Stuart_Armstrong comments on Would AIXI protect itself?

Stuart_Armstrong 10 Dec 2011 15:33 UTC
0 points
0
I’m assuming a situation where we’re not able to make a completely credible alteration. Maybe the AIXI’s memories about the number of grues goes: 1 grue, 2 grues, 3 grues, 3 grues, 5 grues, 6 grues… and it knows of no mechanisms to produce two grues at once (in its “most likely” models) and other evidence in its memory is consistent with their being 4 grues, not three. So it can figure out there are particular odd moments where the universe seems to behave in odd ways, unlike most moments. And then it may figure out that these odd moments are correlated with human action.

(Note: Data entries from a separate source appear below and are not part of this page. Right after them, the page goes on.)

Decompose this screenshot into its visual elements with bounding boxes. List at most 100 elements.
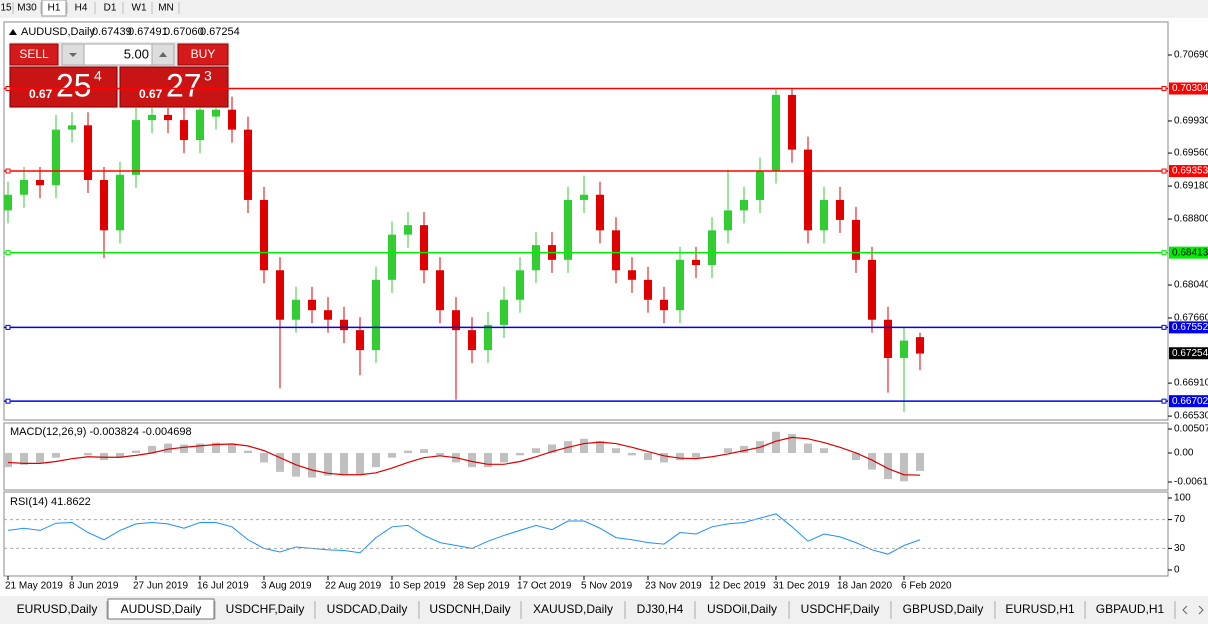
timeframe-active [41,0,67,17]
symbol-tab[interactable]: GBPAUD,H1 [1096,602,1165,616]
timeframe-button[interactable]: MN [158,3,174,14]
macd-bar [612,448,620,453]
ask-big: 27 [166,67,202,103]
macd-tick-label: 0.00 [1174,448,1194,459]
candle-body [740,199,748,211]
timeframe-button[interactable]: 15 [0,3,12,14]
candle-body [916,337,924,354]
candle-body [500,299,508,325]
last-price-label: 0.67254 [1172,348,1208,359]
macd-bar [308,452,316,478]
macd-tick-label: 0.005076 [1174,424,1208,435]
symbol-tab[interactable]: USDCAD,Daily [327,602,408,616]
symbol-tab[interactable]: GBPUSD,Daily [903,602,984,616]
macd-bar [420,449,428,453]
buy-button[interactable] [177,43,229,66]
tab-scroll-right[interactable] [1198,605,1204,615]
symbol-tab[interactable]: XAUUSD,Daily [533,602,613,616]
candle-body [180,120,188,141]
trade-panel: SELL 5.00 BUY 0.67 25 4 0.67 27 3 [9,42,229,108]
macd-bar [132,450,140,453]
date-label: 31 Dec 2019 [773,581,830,592]
candle-body [404,225,412,235]
candle-body [164,114,172,121]
macd-bar [164,443,172,453]
level-label-bg [1169,395,1208,408]
timeframe-button[interactable]: W1 [132,3,147,14]
candle-body [468,330,476,351]
candle-body [196,109,204,141]
level-handle [1161,398,1167,404]
collapse-icon[interactable] [9,29,17,35]
timeframe-button[interactable]: H1 [48,3,61,14]
candle-body [212,109,220,117]
ask-box[interactable] [119,66,229,108]
candle-body [260,199,268,271]
price-tick-label: 0.66910 [1174,378,1208,389]
candle-body [292,299,300,320]
candle-body [132,120,140,175]
rsi-panel [3,491,1169,577]
candle-body [836,199,844,220]
symbol-tab[interactable]: DJ30,H4 [637,602,684,616]
symbol-tab[interactable]: USDCNH,Daily [429,602,510,616]
ohlc-value: 0.67439 [92,26,132,38]
macd-bar [52,452,60,458]
candle-body [884,319,892,358]
symbol-tab[interactable]: EURUSD,Daily [17,602,98,616]
candle-body [772,94,780,171]
candle-body [676,259,684,311]
macd-bar [212,442,220,453]
price-tick-label: 0.68040 [1174,280,1208,291]
macd-bar [772,431,780,453]
date-label: 28 Sep 2019 [453,581,510,592]
ohlc-value: 0.67254 [200,26,240,38]
macd-signal [7,436,921,476]
candle-body [388,234,396,280]
date-label: 23 Nov 2019 [645,581,702,592]
macd-bar [852,452,860,461]
rsi-tick-label: 0 [1174,565,1180,576]
macd-bar [196,443,204,453]
candle-body [276,270,284,320]
candle-body [596,194,604,231]
tab-scroll-left[interactable] [1182,605,1188,615]
candle-body [564,199,572,260]
macd-bar [116,452,124,458]
candle-body [484,324,492,351]
macd-bar [356,452,364,475]
candle-body [516,270,524,300]
candle-body [36,179,44,186]
symbol-tab[interactable]: USDCHF,Daily [801,602,880,616]
timeframe-button[interactable]: M30 [17,3,37,14]
macd-bar [644,452,652,461]
symbol-tab[interactable]: EURUSD,H1 [1005,602,1075,616]
bid-box[interactable] [9,66,118,108]
macd-bar [436,452,444,456]
ask-prefix: 0.67 [139,87,163,101]
candle-body [84,125,92,180]
level-label-bg [1169,246,1208,259]
level-handle [1161,250,1167,256]
level-label-bg [1169,82,1208,95]
date-label: 12 Dec 2019 [709,581,766,592]
symbol-tab[interactable]: USDCHF,Daily [226,602,305,616]
timeframe-button[interactable]: H4 [75,3,88,14]
candle-body [100,179,108,231]
level-label: 0.68413 [1172,247,1208,258]
level-handle [5,85,11,91]
candle-body [4,194,12,211]
macd-bar [100,452,108,461]
rsi-tick-label: 30 [1174,543,1186,554]
date-label: 21 May 2019 [5,581,63,592]
price-tick-label: 0.68800 [1174,214,1208,225]
macd-bar [276,452,284,472]
symbol-tab[interactable]: USDOil,Daily [707,602,777,616]
sell-button[interactable] [9,43,59,66]
symbol-tab[interactable]: AUDUSD,Daily [121,602,202,616]
timeframe-button[interactable]: D1 [104,3,117,14]
level-label: 0.69353 [1172,166,1208,177]
candle-body [340,319,348,331]
toolbar [0,0,1208,17]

- hairyfigment 1 Dec 2013 19:42 UTC
  0 points
  0
  Parent
  ETA: misunderstood the parent. So it might think our actions made a grue, and would enjoy being told horrible lies which it could disprove. Except I don’t know how this interacts with Eliezer’s point.

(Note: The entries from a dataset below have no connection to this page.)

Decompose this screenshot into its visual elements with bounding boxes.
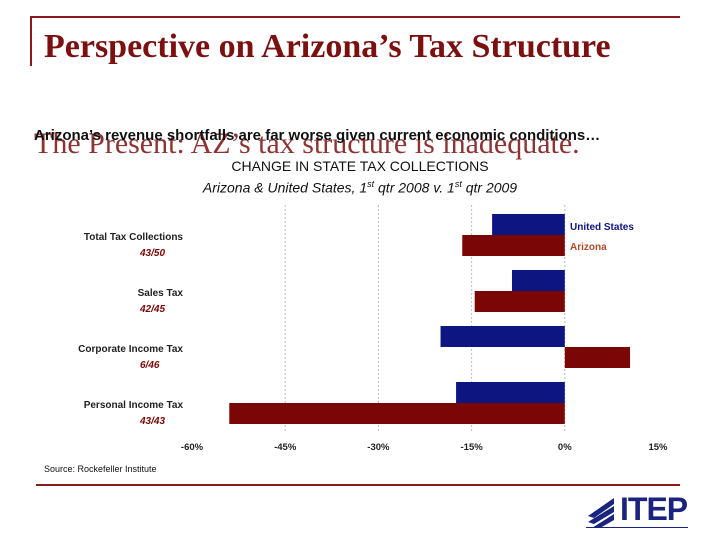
bar-arizona [229, 403, 565, 424]
chart-subtitle: Arizona & United States, 1st qtr 2008 v.… [202, 179, 518, 196]
x-tick-label: -60% [181, 442, 204, 453]
bar-united-states [492, 214, 565, 235]
rank-label: 6/46 [140, 360, 160, 371]
bar-arizona [474, 291, 565, 312]
itep-logo-icon [586, 498, 688, 528]
x-tick-label: -15% [461, 442, 484, 453]
subtitle-serif: The Present: AZ’s tax structure is inade… [34, 127, 580, 160]
left-border [30, 16, 32, 66]
bar-united-states [456, 382, 565, 403]
category-label: Personal Income Tax [84, 400, 184, 411]
bar-united-states [511, 270, 565, 291]
x-tick-label: 0% [558, 442, 572, 453]
source-note: Source: Rockefeller Institute [44, 464, 157, 474]
x-tick-label: -30% [367, 442, 390, 453]
bar-united-states [440, 326, 565, 347]
legend-united-states: United States [570, 222, 634, 233]
top-border [30, 16, 680, 18]
category-label: Corporate Income Tax [78, 344, 183, 355]
bottom-border [36, 484, 680, 486]
rank-label: 43/43 [139, 416, 165, 427]
rank-label: 42/45 [139, 304, 165, 315]
x-tick-label: -45% [274, 442, 297, 453]
rank-label: 43/50 [139, 248, 165, 259]
logo-text: ITEP [620, 491, 688, 527]
category-label: Total Tax Collections [84, 232, 184, 243]
slide-title: Perspective on Arizona’s Tax Structure [44, 28, 611, 65]
x-tick-label: 15% [648, 442, 668, 453]
subtitle-overlay: Arizona’s revenue shortfalls are far wor… [34, 127, 601, 144]
bar-arizona [462, 235, 565, 256]
bar-arizona [564, 347, 631, 368]
legend-arizona: Arizona [570, 242, 607, 253]
chart-title: CHANGE IN STATE TAX COLLECTIONS [231, 158, 489, 174]
category-label: Sales Tax [138, 288, 184, 299]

- paulfchristiano 12 Dec 2011 19:26 UTC
  0 points
  0
  Parent
  Why are these odd moments correlated with human action? I modify the memory at time 100, changing a memory of what happened at time 10. AIXI observes something happen at time 10, and then a memory modification at time 100. Perhaps AIXI can learn a mapping between memory locations and instants in time, but it can’t model a change which reaches backwards in time (unless it learns a model in which the entire history of the universe is determined in advance, and just revealed sequentially, in which case it has learned a good enough self-model to stop caring about its own decisions).
  - Stuart_Armstrong 13 Dec 2011 11:13 UTC
    0 points
    0
    Parent
    I was suggesting that that if the time difference wasn’t too large, the AIXI could deduce “humans plan at time 10 to press button” → “weirdness at time 10 and button pressed at time 100″. If it’s good a modelling us, it may be able to deduce our plans long before we do, and as long as the plan predates the weirdness, it can model the plan as causal.
    
    Or if it experiences more varied situations, it might deduce “no interactions with humans for long periods” → “no weirdness”, and act in consequence.